Friday, 5 February 2010

Review: The Baader-Meinhof Complex, dir Uli Edel (2008)

Ulrike Meinhof (Martina Gedeck, pic) is a journalist who becomes radicalised in the late 1960s through exposure to first-world country Cold War tactics and the friendships she forges with leftist political radicals. Even before meeting Andreas Baader (Moritz Bleibtreu) and his woman Gudrun Ensslin (Johanna Wokalek), Meinhof has been writing aggressive screeds damning right-wing hypocrisy and aggression in Vietnam, Iran, South America.

It's not difficult to see why someone like Meinhof might be attracted to the extreme activities of a group of urban terrorists.

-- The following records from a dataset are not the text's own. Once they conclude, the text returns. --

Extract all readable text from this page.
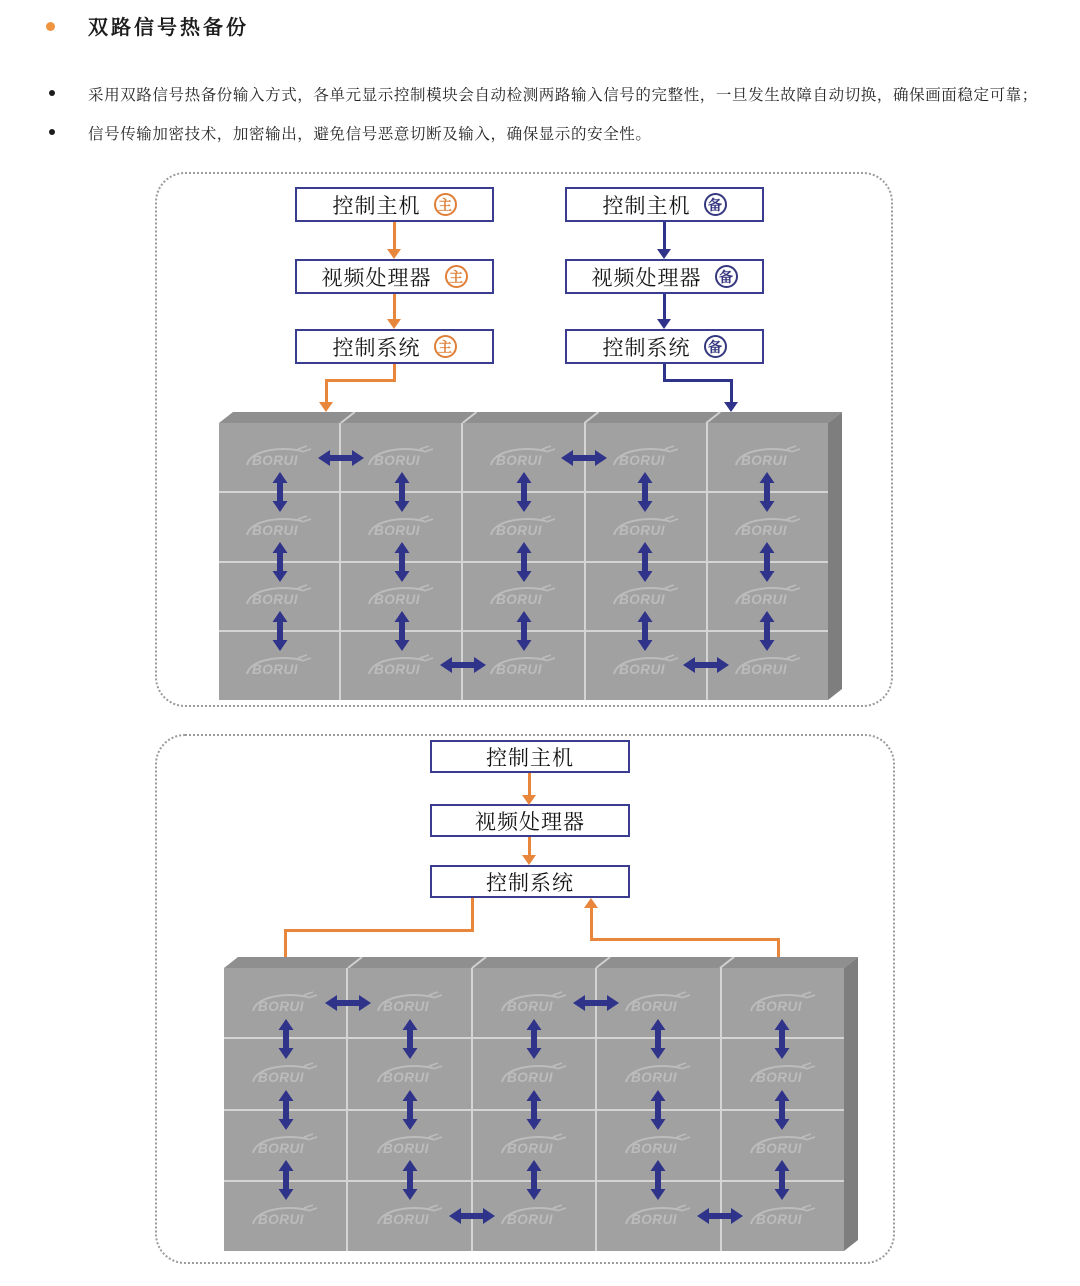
双路信号热备份
采用双路信号热备份输入方式，各单元显示控制模块会自动检测两路输入信号的完整性，一旦发生故障自动切换，确保画面稳定可靠；
信号传输加密技术，加密输出，避免信号恶意切断及输入，确保显示的安全性。
控制主机	主
视频处理器	主
控制系统	主
控制主机	备
视频处理器	备
控制系统	备
BORUI	BORUI	BORUI	BORUI	BORUI
BORUI	BORUI	BORUI	BORUI	BORUI
BORUI	BORUI	BORUI	BORUI	BORUI
BORUI	BORUI	BORUI	BORUI	BORUI
控制主机
视频处理器
控制系统
BORUI	BORUI	BORUI	BORUI	BORUI
BORUI	BORUI	BORUI	BORUI	BORUI
BORUI	BORUI	BORUI	BORUI	BORUI
BORUI	BORUI	BORUI	BORUI	BORUI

In the beginning of the film, we're shown a motorcade that is bringing Shah Pahlavi to Bonn for a state visit. We keep in mind that Meinhof has already been shown as the author of a strong condemnation, in the press, of Pahlavi.

A group of people holding placards stands behind a row of police and a string of barricades. Then another group arrives, this time on the other side of the police and the barricades, closer to the gleaming limousines conveying the shah to the theatre. They chant slogans in support of the corrupt monarch.

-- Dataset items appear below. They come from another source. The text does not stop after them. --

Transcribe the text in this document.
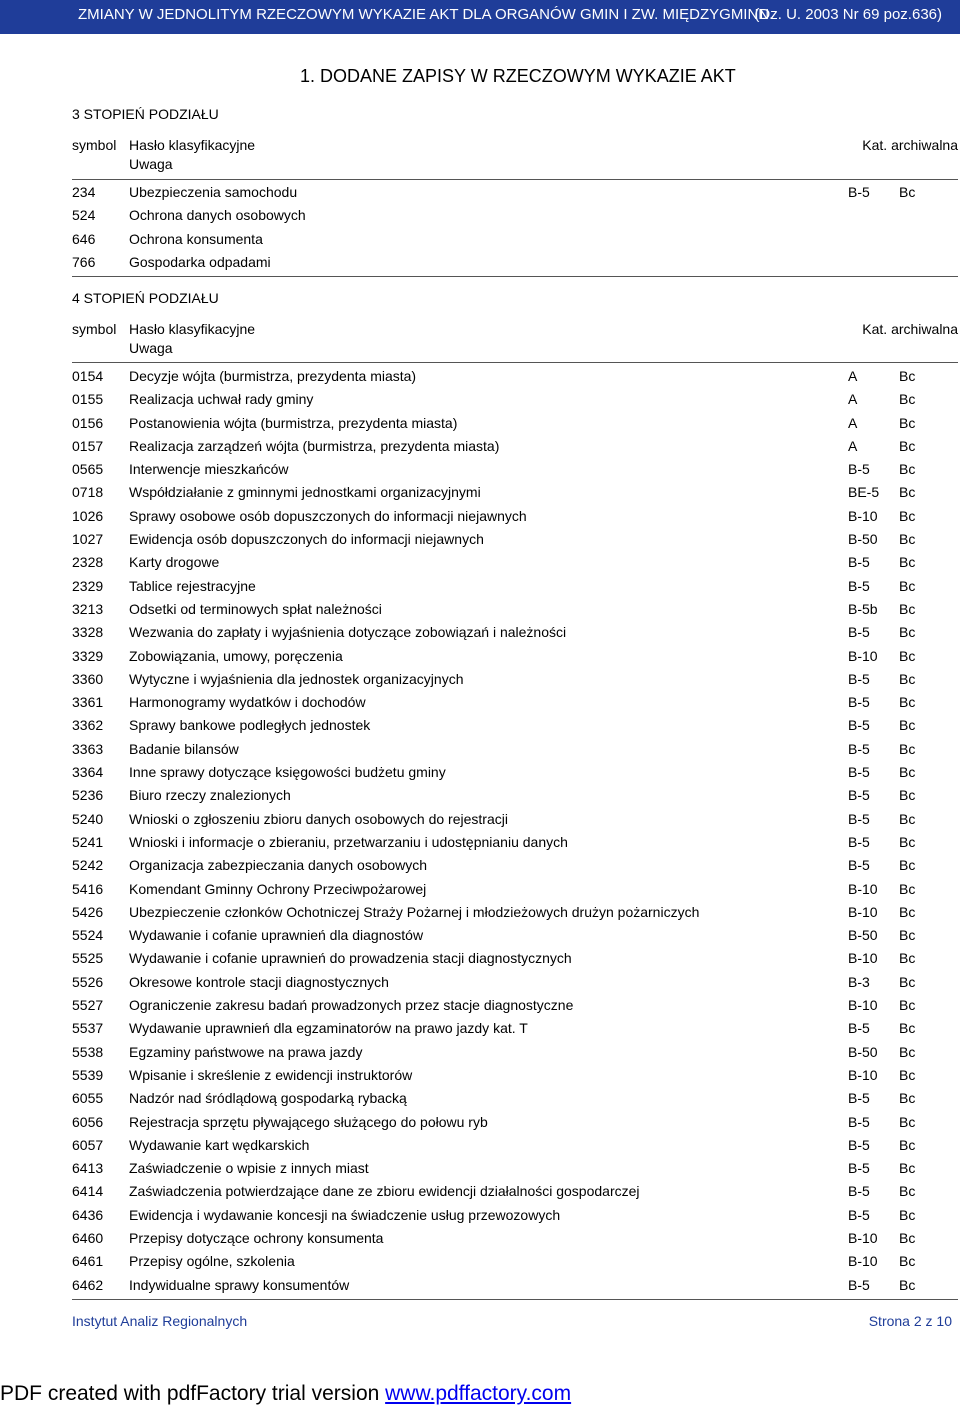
ZMIANY W JEDNOLITYM RZECZOWYM WYKAZIE AKT DLA ORGANÓW GMIN I ZW. MIĘDZYGMINN.
(Dz. U. 2003 Nr 69 poz.636)
1. DODANE ZAPISY W RZECZOWYM WYKAZIE AKT
3 STOPIEŃ PODZIAŁU
symbol Hasło klasyfikacyjne
Uwaga
Kat. archiwalna
234 Ubezpieczenia samochodu	B-5 Bc
524 Ochrona danych osobowych
646 Ochrona konsumenta
766 Gospodarka odpadami
4 STOPIEŃ PODZIAŁU
symbol Hasło klasyfikacyjne
Uwaga
Kat. archiwalna
0154 Decyzje wójta (burmistrza, prezydenta miasta)	A	Bc
0155 Realizacja uchwał rady gminy	A	Bc
0156 Postanowienia wójta (burmistrza, prezydenta miasta)	A	Bc
0157 Realizacja zarządzeń wójta (burmistrza, prezydenta miasta)	A	Bc
0565 Interwencje mieszkańców	B-5 Bc
0718 Współdziałanie z gminnymi jednostkami organizacyjnymi	BE-5 Bc
1026 Sprawy osobowe osób dopuszczonych do informacji niejawnych	B-10 Bc
1027 Ewidencja osób dopuszczonych do informacji niejawnych	B-50 Bc
2328 Karty drogowe	B-5 Bc
2329 Tablice rejestracyjne	B-5 Bc
3213 Odsetki od terminowych spłat należności	B-5b Bc
3328 Wezwania do zapłaty i wyjaśnienia dotyczące zobowiązań i należności	B-5 Bc
3329 Zobowiązania, umowy, poręczenia	B-10 Bc
3360 Wytyczne i wyjaśnienia dla jednostek organizacyjnych	B-5 Bc
3361 Harmonogramy wydatków i dochodów	B-5 Bc
3362 Sprawy bankowe podległych jednostek	B-5 Bc
3363 Badanie bilansów	B-5 Bc
3364 Inne sprawy dotyczące księgowości budżetu gminy	B-5 Bc
5236 Biuro rzeczy znalezionych	B-5 Bc
5240 Wnioski o zgłoszeniu zbioru danych osobowych do rejestracji	B-5 Bc
5241 Wnioski i informacje o zbieraniu, przetwarzaniu i udostępnianiu danych	B-5 Bc
5242 Organizacja zabezpieczania danych osobowych	B-5 Bc
5416 Komendant Gminny Ochrony Przeciwpożarowej	B-10 Bc
5426 Ubezpieczenie członków Ochotniczej Straży Pożarnej i młodzieżowych drużyn pożarniczych	B-10 Bc
5524 Wydawanie i cofanie uprawnień dla diagnostów	B-50 Bc
5525 Wydawanie i cofanie uprawnień do prowadzenia stacji diagnostycznych	B-10 Bc
5526 Okresowe kontrole stacji diagnostycznych	B-3 Bc
5527 Ograniczenie zakresu badań prowadzonych przez stacje diagnostyczne	B-10 Bc
5537 Wydawanie uprawnień dla egzaminatorów na prawo jazdy kat. T	B-5 Bc
5538 Egzaminy państwowe na prawa jazdy	B-50 Bc
5539 Wpisanie i skreślenie z ewidencji instruktorów	B-10 Bc
6055 Nadzór nad śródlądową gospodarką rybacką	B-5 Bc
6056 Rejestracja sprzętu pływającego służącego do połowu ryb	B-5 Bc
6057 Wydawanie kart wędkarskich	B-5 Bc
6413 Zaświadczenie o wpisie z innych miast	B-5 Bc
6414 Zaświadczenia potwierdzające dane ze zbioru ewidencji działalności gospodarczej	B-5 Bc
6436 Ewidencja i wydawanie koncesji na świadczenie usług przewozowych	B-5 Bc
6460 Przepisy dotyczące ochrony konsumenta	B-10 Bc
6461 Przepisy ogólne, szkolenia	B-10 Bc
6462 Indywidualne sprawy konsumentów	B-5 Bc
Instytut Analiz Regionalnych	Strona 2 z 10
PDF created with pdfFactory trial version www.pdffactory.com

Once the shah has been escorted inside, his supporters turn and approach the protesting students, breaking the signs off their placards as they walk menacingly toward the huddled crowd. With the sticks they hold, the shah's supporters lay into the unprotected students. The police do nothing.

Then, suddenly, once a ruckus has been generated by the venal puppets of the corrupt regime, the German police rush the barricades. Instead of collaring the aggressors, however, they begin to beat the protestors with their truncheons. It's a bloodbath. Clearly, the entire scenario has been orchestrated by the German administration to embarrass the student protest groups.

Finally, a student is shot dead. A cameraman crouches over the supine form as a woman brings a bloody hand away from the man's recumbent head.

Given this form of cocksucking bullshit, it's no surprise that some students become far more radicalised than the state had bargained for. When leftist radical Rudi Dutschke (Sebastian Blomberg) is assassinated by a young fascist, the stage is set for a broader confrontation between the state and the radicals.

The Rote Armee Fraktion (Red Army Faction) - aka the Baader-Meinhof group - begins its crusade against the forces of the evil Right by setting a fire in a department store. After training at a militant camp in Jordan, however, they upscale their work and start robbing banks, blowing up military establishments, and killing judges.

The violence and the isolation of the terrorists made me think about why such groups are so attractive. The RAF inspire hundreds of followers, who go on to carry out acts of violence even when the original leaders are standing trial while incarcerated in Stammheim Prison.

Perhaps, I thought, Ned Kelly appeals to Australians so strongly because of that sense of total isolation from the protection of the world. All of us, certainly, feel this sense of isolation every day of our lives. Why wouldn't we sympathise with terrorists?

Meinhof's conversion comes when she's involved in a scheme to liberate Baader from captivity. Under the ruse that she's working with the terrorist on a book, Baader is brought to a cultural centre to meet with Meinhof - whose cover has not yet been exposed. If she wants, even after Baader has been freed, she can go back to her normal life.

Instead, she eyes the open window of the room where the two prison guards are nursing their wounds. Baader has just leapt out the window along with the friends who freed him. What will she do? Meinhof chooses, and quickly jumps over the painted sill.

The movie is tightly-scripted and well executed. There's violence and there's history. In fact, the movie provides a good backgrounding in the rise of modern urban terrorism. Baader's profetic words, when he's being interviewed by a functionary of the state toward the end of the film, echo down the years.

Things would, indeed, get a lot worse.